As was noted previously, the amount of money flowing into low-income countries as a result of development assistance and aid is far lower than the amount flowing out in debt repayments. According to Chee Yoke Ling, about $US200 billion a year is currently flowing from poor to rich countries, while the amount going back in aid is about $US50 billion a year. Maneka Gandhi, formerly India's Minister for the Environment, has pointed out that the annual aid budget of western countries is about one-third of 1 per cent of their national incomes. Only part of this goes to the poorest countries. For example, she claims that only 8 per cent of US aid is used for development assistance in poor countries. She argues that, even so, this money

"serves the strategic, economic, political and military interests of the West. It is used effectively for getting cheap imports from the Third World made through over-exploitation of their natural resources and their cheap labour and to export to them irrelevant goods." (1991, p. 30)

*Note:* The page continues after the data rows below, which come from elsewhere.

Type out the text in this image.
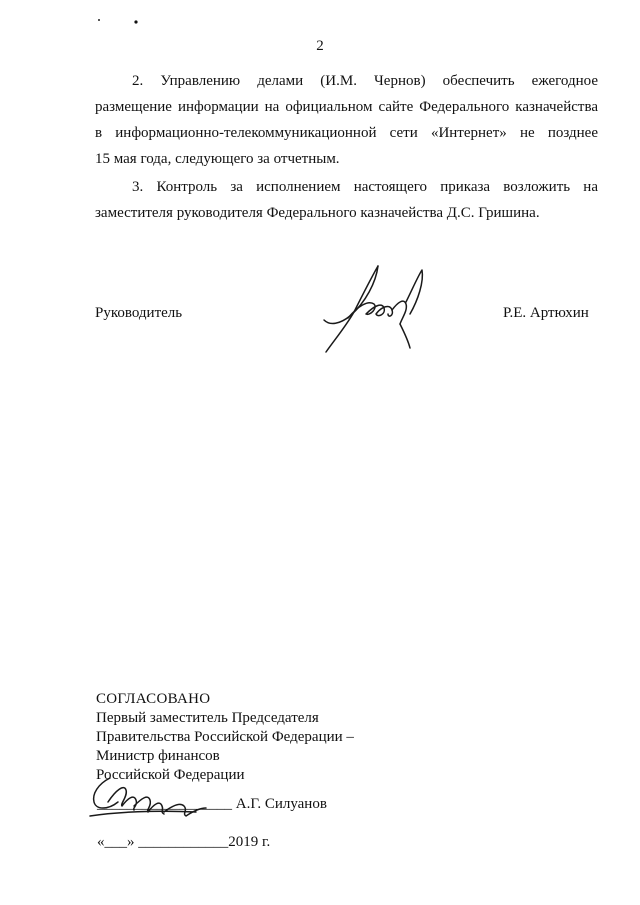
2
2. Управлению делами (И.М. Чернов) обеспечить ежегодное
размещение информации на официальном сайте Федерального казначейства
в информационно-телекоммуникационной сети «Интернет» не позднее
15 мая года, следующего за отчетным.
3. Контроль за исполнением настоящего приказа возложить на
заместителя руководителя Федерального казначейства Д.С. Гришина.
Руководитель	Р.Е. Артюхин
СОГЛАСОВАНО
Первый заместитель Председателя
Правительства Российской Федерации –
Министр финансов
Российской Федерации
__________________ А.Г. Силуанов
«___» ____________2019 г.
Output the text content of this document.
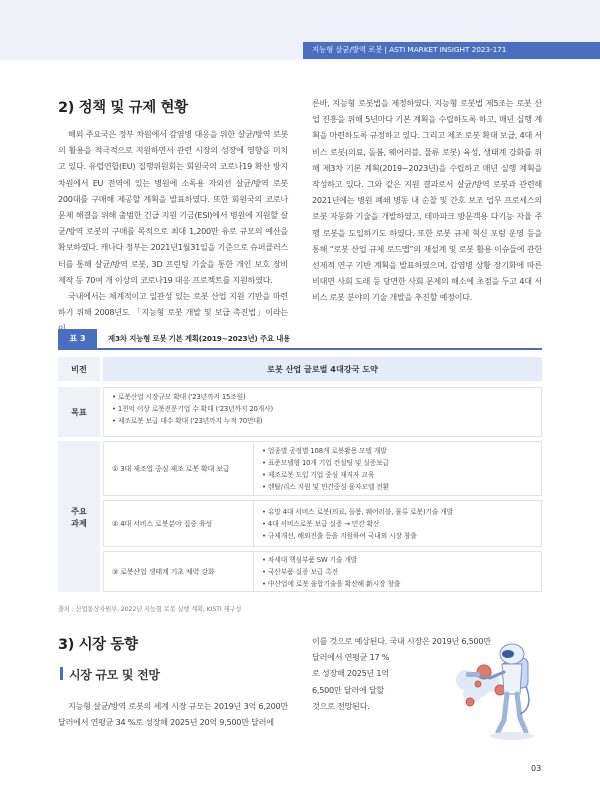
지능형 살균/방역 로봇 | ASTI MARKET INSIGHT 2023-171
2) 정책 및 규제 현황

해외 주요국은 정부 차원에서 감염병 대응을 위한 살균/방역 로봇의 활용을 적극적으로 지원하면서 관련 시장의 성장에 영향을 미치고 있다. 유럽연합(EU) 집행위원회는 회원국의 코로나19 확산 방지 차원에서 EU 전역에 있는 병원에 소독용 자외선 살균/방역 로봇 200대를 구매해 제공할 계획을 발표하였다. 또한 회원국의 코로나 문제 해결을 위해 출범한 긴급 지원 기금(ESI)에서 병원에 지원할 살균/방역 로봇의 구매를 목적으로 최대 1,200만 유로 규모의 예산을 확보하였다. 캐나다 정부는 2021년1월31일을 기준으로 슈퍼클러스터를 통해 살균/방역 로봇, 3D 프린팅 기술을 통한 개인 보호 장비 제작 등 70여 개 이상의 코로나19 대응 프로젝트를 지원하였다.

국내에서는 체계적이고 일관성 있는 로봇 산업 지원 기반을 마련하기 위해 2008년도 「지능형 로봇 개발 및 보급 촉진법」이라는

른바, 지능형 로봇법을 제정하였다. 지능형 로봇법 제5조는 로봇 산업 진흥을 위해 5년마다 기본 계획을 수립하도록 하고, 매년 실행 계획을 마련하도록 규정하고 있다. 그리고 제조 로봇 확대 보급, 4대 서비스 로봇(의료, 돌봄, 웨어러블, 물류 로봇) 육성, 생태계 강화를 위해 제3차 기본 계획(2019~2023년)을 수립하고 매년 실행 계획을 작성하고 있다. 그와 같은 지원 결과로서 살균/방역 로봇과 관련해 2021년에는 병원 폐쇄 병동 내 순찰 및 간호 보조 업무 프로세스의 로봇 자동화 기술을 개발하였고, 테마파크 방문객용 다기능 자율 주행 로봇을 도입하기도 하였다. 또한 로봇 규제 혁신 포럼 운영 등을 통해 “로봇 산업 규제 로드맵”의 재설계 및 로봇 활용 이슈들에 관한 선제적 연구 기반 계획을 발표하였으며, 감염병 상황 장기화에 따른 비대면 사회 도래 등 당면한 사회 문제의 해소에 초점을 두고 4대 서비스 로봇 분야의 기술 개발을 추진할 예정이다.

표 3	제3차 지능형 로봇 기본 계획(2019~2023년) 주요 내용
비전	로봇 산업 글로벌 4대강국 도약
목표
• 로봇산업 시장규모 확대 ('23년까지 15조원)
• 1천억 이상 로봇전문기업 수 확대 ('23년까지 20개사)
• 제조로봇 보급 대수 확대 ('23년까지 누적 70만대)
주요 과제
① 3대 제조업 중심 제조 로봇 확대 보급
• 업종별 공정별 108개 로봇활용 모델 개발
• 표준모델형 10개 기업 컨설팅 및 실증보급
• 제조로봇 도입 기업 중심 재직자 교육
• 렌탈/리스 지원 및 민간중심 융자모델 전환
② 4대 서비스 로봇분야 집중 육성
• 유망 4대 서비스 로봇(의료, 돌봄, 웨어러블, 물류 로봇)기술 개발
• 4대 서비스로봇 보급 실증 → 민간 확산
• 규제개선, 해외진출 등을 지원하여 국내외 시장 창출
③ 로봇산업 생태계 기초 체력 강화
• 차세대 핵심부품 SW 기술 개발
• 국산부품 실증 보급 촉진
• 中산업에 로봇 융합기술을 확산해 新시장 창출
출처 : 산업통상자원부, 2022년 지능형 로봇 실행 계획, KISTI 재구성
3) 시장 동향
시장 규모 및 전망

지능형 살균/방역 로봇의 세계 시장 규모는 2019년 3억 6,200만 달러에서 연평균 34 %로 성장해 2025년 20억 9,500만 달러에

이를 것으로 예상된다. 국내 시장은 2019년 6,500만

달러에서 연평균 17 %

로 성장해 2025년 1억

6,500만 달러에 달할

것으로 전망된다.

03
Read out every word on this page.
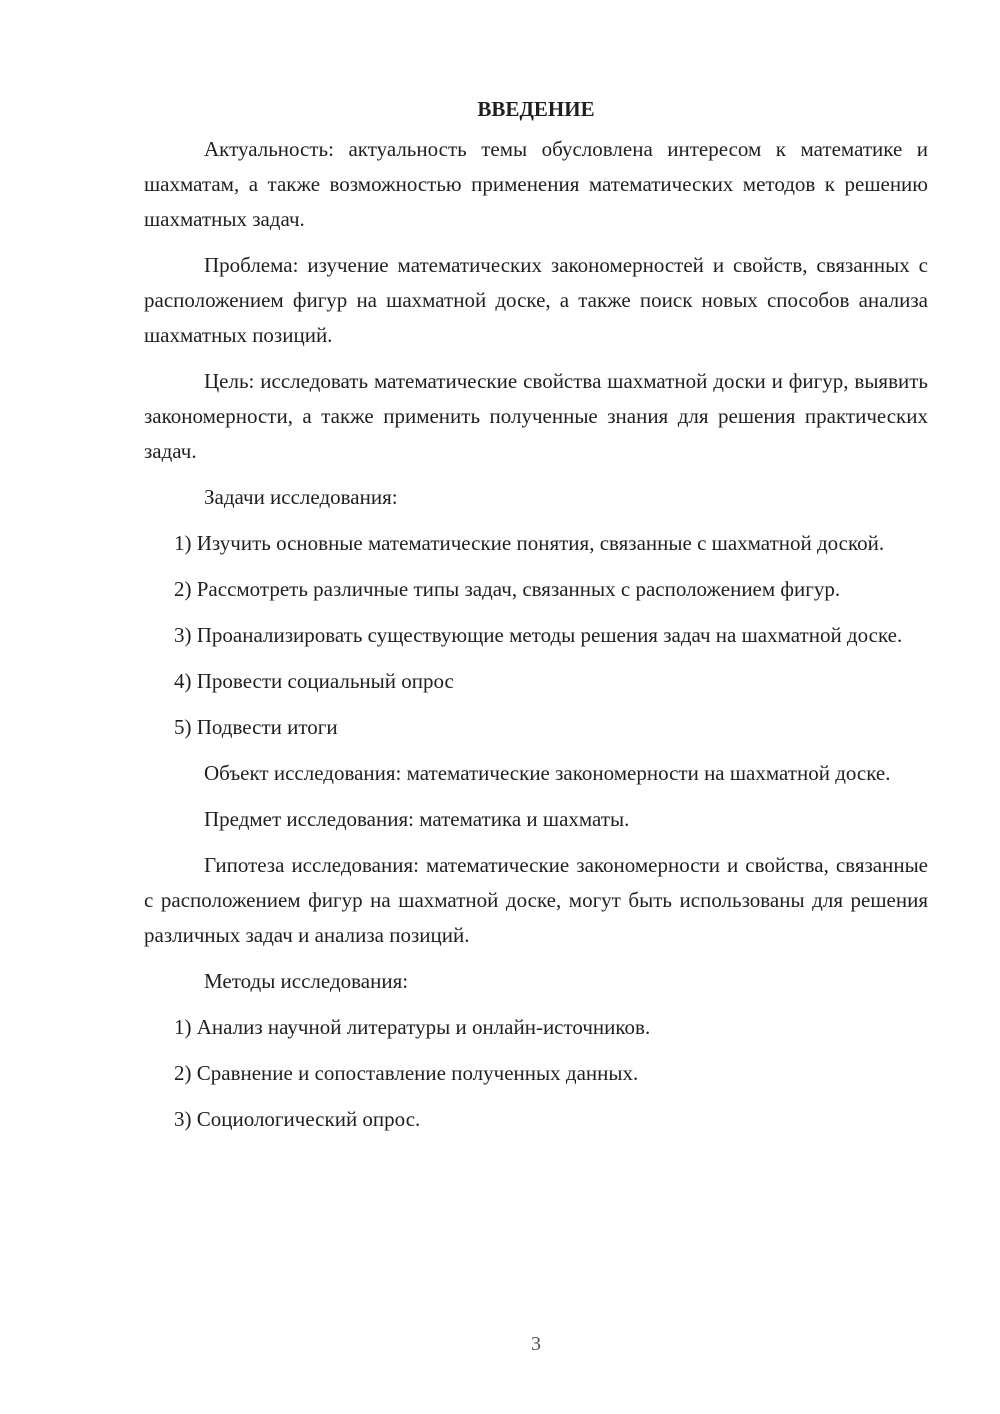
ВВЕДЕНИЕ

Актуальность: актуальность темы обусловлена интересом к математике и шахматам, а также возможностью применения математических методов к решению шахматных задач.

Проблема: изучение математических закономерностей и свойств, связанных с расположением фигур на шахматной доске, а также поиск новых способов анализа шахматных позиций.

Цель: исследовать математические свойства шахматной доски и фигур, выявить закономерности, а также применить полученные знания для решения практических задач.

Задачи исследования:

1) Изучить основные математические понятия, связанные с шахматной доской.

2) Рассмотреть различные типы задач, связанных с расположением фигур.

3) Проанализировать существующие методы решения задач на шахматной доске.

4) Провести социальный опрос

5) Подвести итоги

Объект исследования: математические закономерности на шахматной доске.

Предмет исследования: математика и шахматы.

Гипотеза исследования: математические закономерности и свойства, связанные с расположением фигур на шахматной доске, могут быть использованы для решения различных задач и анализа позиций.

Методы исследования:

1) Анализ научной литературы и онлайн-источников.

2) Сравнение и сопоставление полученных данных.

3) Социологический опрос.

3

She says that aid is only given to countries that have natural resources that are required in the west. Other countries miss out, meaning that to the 'least developed countries go only 2 per cent of all investments' (p. 3). An example of what Gandhi is talking about is mining. High-income countries are now looking beyond their own borders for new sources of minerals. They are even encouraging organisations such as the World Bank to finance mining projects in low-income countries to ensure that their needs can be met. The minerals produced by these projects are mostly sold to high-income countries for very low prices&emdash;prices which neither reflect the heavy environmental impacts that the mining has caused, nor the social and health impacts on the workers (Young 1992, pp. 104, 112).

Both Maneka Gandhi and Chee Yoke Ling argue that the aid given is seldom freely given; rather, it is in the form of loans that have to be paid back or it is given on the condition that it is used to buy technology, materials and equipment from the donor countries. This means that a lot of the money returns to the donor countries. In effect, in some cases it is little more than a taxpayer-funded subsidy to companies from high-income countries to set up projects in low-income countries from which the companies will benefit most.

Gandhi argues that many activities that promote health and education and that preserve the environment require continuous operating funds rather than large initial capital investments, foreign equipment or expertise. However, these are not the sort of projects that are funded by aid-givers.

Alan Durning of the Worldwatch Institute says that 'for development to help the poor, it must put them first not only as intended beneficiaries, but as active participants, advisors, and leaders' (p. 149). He argues that the following needs are most apparent:

  • Self-help groups&emdash;poor people organising themselves;
  • Information and innovative education programs, and improved literacy;
  • Small loans which are accessible to the poor so they can buy basic assets;
  • Distribution of free tree seedlings;
  • Returning control over local resources to villagers;
  • Low-cost, participatory provision of clean drinking water and basic health care;
  • Deep cuts in debt burden in exchange for policy reforms to help the poor;
  • Lower industrial country trade restrictions against poor nations;
  • International co-operation to track and tax capital flight

Such assistance should not be considered as aid or charity; rather, it would constitute repayment of the debt high-income nations owe to low-income nations.